Actually I think one can also get rid of noise using slight clipping. As the waveform touches the borders, the noice is simply squeezed away.

Meanwhile I made the decision to use brute-force 50 MHz sample rate with simple overflowing counter as originally planned. Before that I wanted to use 200 MHz sample rate, but I get to much latency by down-and up sampling, planning to enable some nasty feedback loops, and they need to be stable over a wide range.

The next challenge is oscillator pitch range. If following some design like the nord lead, if OSC2 can be tuned to plus minus 5 octaves, the picth range is as high as 1 Hz ... 160 khz, not counting all the additional pitch modulations on-top. There are two approaches how to limit the frequency range...
Such an OSC could be acting as a FM modulator, so cannot be simply neglected outside the hearing range.

I should probably also warn you that with any method based on integration, rounding errors tend to accumulate which means that in practice you need to make your integrators lossy... and the rate of error accumulation usually depends on the frequency too. I just wanted to point out the method anyway in case you can turn it into something useful.

Band-limiting this stuff tends to be a mess no matter what. You can convert the phase modulation problem into a frequency modulation problem by differentiating the modulation signal (and then smooth it out slightly, taking advantage of the high sampling rate), but most methods of band-limited waveform generation tend to assume that frequency is changing slowly enough that the effects can be neglected, because this makes the problems much more tractable.

[Z1202]

but most methods of band-limited waveform generation tend to assume that frequency is changing slowly enough that the effects can be neglected, because this makes the problems much more tractable.

I think that BLEP method is immune to audio rate modulation as long as the segments (after the modulation) between the transients are of polynomial shape (linear, parabolic etc.). This keeps the segments themselves "bandlimited" and simultaneosly keeps the number of derivative discontinuities finite. So in case of PWM I think BLEP method works perfectly (save the timelimiting of BLEPs), provided you identify the subsample positions of transitions correctly.

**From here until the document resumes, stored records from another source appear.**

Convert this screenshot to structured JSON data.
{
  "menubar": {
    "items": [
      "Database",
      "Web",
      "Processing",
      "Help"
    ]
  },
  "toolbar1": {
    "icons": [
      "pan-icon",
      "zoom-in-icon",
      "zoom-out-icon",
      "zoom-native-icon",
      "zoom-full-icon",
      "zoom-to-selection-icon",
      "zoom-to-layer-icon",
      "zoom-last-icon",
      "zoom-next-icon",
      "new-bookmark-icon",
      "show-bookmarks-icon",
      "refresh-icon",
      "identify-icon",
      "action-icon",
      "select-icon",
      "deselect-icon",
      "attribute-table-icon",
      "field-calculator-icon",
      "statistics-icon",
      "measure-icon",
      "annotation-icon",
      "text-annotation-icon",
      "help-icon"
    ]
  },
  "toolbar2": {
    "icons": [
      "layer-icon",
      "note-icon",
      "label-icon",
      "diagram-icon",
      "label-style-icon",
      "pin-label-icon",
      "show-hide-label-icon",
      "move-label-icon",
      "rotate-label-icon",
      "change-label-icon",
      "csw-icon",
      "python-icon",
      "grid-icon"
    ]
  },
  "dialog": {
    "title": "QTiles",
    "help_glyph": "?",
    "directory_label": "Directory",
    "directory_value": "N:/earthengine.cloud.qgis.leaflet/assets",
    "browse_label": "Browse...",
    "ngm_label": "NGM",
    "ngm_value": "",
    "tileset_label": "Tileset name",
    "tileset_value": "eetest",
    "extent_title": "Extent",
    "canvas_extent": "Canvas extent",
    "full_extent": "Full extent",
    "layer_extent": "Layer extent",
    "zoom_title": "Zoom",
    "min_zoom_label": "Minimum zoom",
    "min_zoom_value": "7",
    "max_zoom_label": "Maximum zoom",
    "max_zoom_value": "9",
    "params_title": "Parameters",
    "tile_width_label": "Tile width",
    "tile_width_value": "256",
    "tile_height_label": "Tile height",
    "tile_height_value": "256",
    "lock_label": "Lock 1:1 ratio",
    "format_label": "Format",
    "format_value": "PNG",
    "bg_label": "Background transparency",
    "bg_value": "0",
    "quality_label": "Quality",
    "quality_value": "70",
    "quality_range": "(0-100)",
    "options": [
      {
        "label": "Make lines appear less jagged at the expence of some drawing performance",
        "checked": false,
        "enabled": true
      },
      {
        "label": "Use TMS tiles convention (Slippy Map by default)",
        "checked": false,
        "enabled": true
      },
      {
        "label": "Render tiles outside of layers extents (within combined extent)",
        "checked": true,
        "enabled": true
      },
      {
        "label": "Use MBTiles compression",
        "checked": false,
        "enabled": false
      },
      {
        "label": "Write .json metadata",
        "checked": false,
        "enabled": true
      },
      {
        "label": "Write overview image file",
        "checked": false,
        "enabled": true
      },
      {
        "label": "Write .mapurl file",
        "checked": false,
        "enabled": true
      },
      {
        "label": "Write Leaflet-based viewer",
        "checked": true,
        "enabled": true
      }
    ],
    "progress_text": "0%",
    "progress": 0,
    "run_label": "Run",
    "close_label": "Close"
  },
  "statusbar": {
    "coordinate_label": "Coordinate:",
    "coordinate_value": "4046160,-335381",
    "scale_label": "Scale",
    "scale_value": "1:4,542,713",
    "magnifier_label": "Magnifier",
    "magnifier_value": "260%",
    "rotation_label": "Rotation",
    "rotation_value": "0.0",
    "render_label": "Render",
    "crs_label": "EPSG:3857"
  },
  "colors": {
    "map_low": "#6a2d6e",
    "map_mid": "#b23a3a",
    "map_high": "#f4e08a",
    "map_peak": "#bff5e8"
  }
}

With other segment shapes (e.g. synced sine or piecewise exponential wave) you'd probably have an infinite number of discontinuities and simultaneously there is a question of the bandlimitedness of segments. For a sine we know the criterion of bandlimitedness. For an exponent it's really an interesting question. To my best knowledge this topic hasn't been properly researched, since Fourier transform of exponent function doesn't exist, respectively we need a more generic definition of bandlimitedness. I have a feeling that a signal can be seen as "generically bandlimited" iff the sequence of BLEPs fixing the derivative discontinuities converges as we fix more and more of derivatives, but I don't have a proof. When looking around I found Paley-Wiener-Schwartz theorem which might be closely related to that question.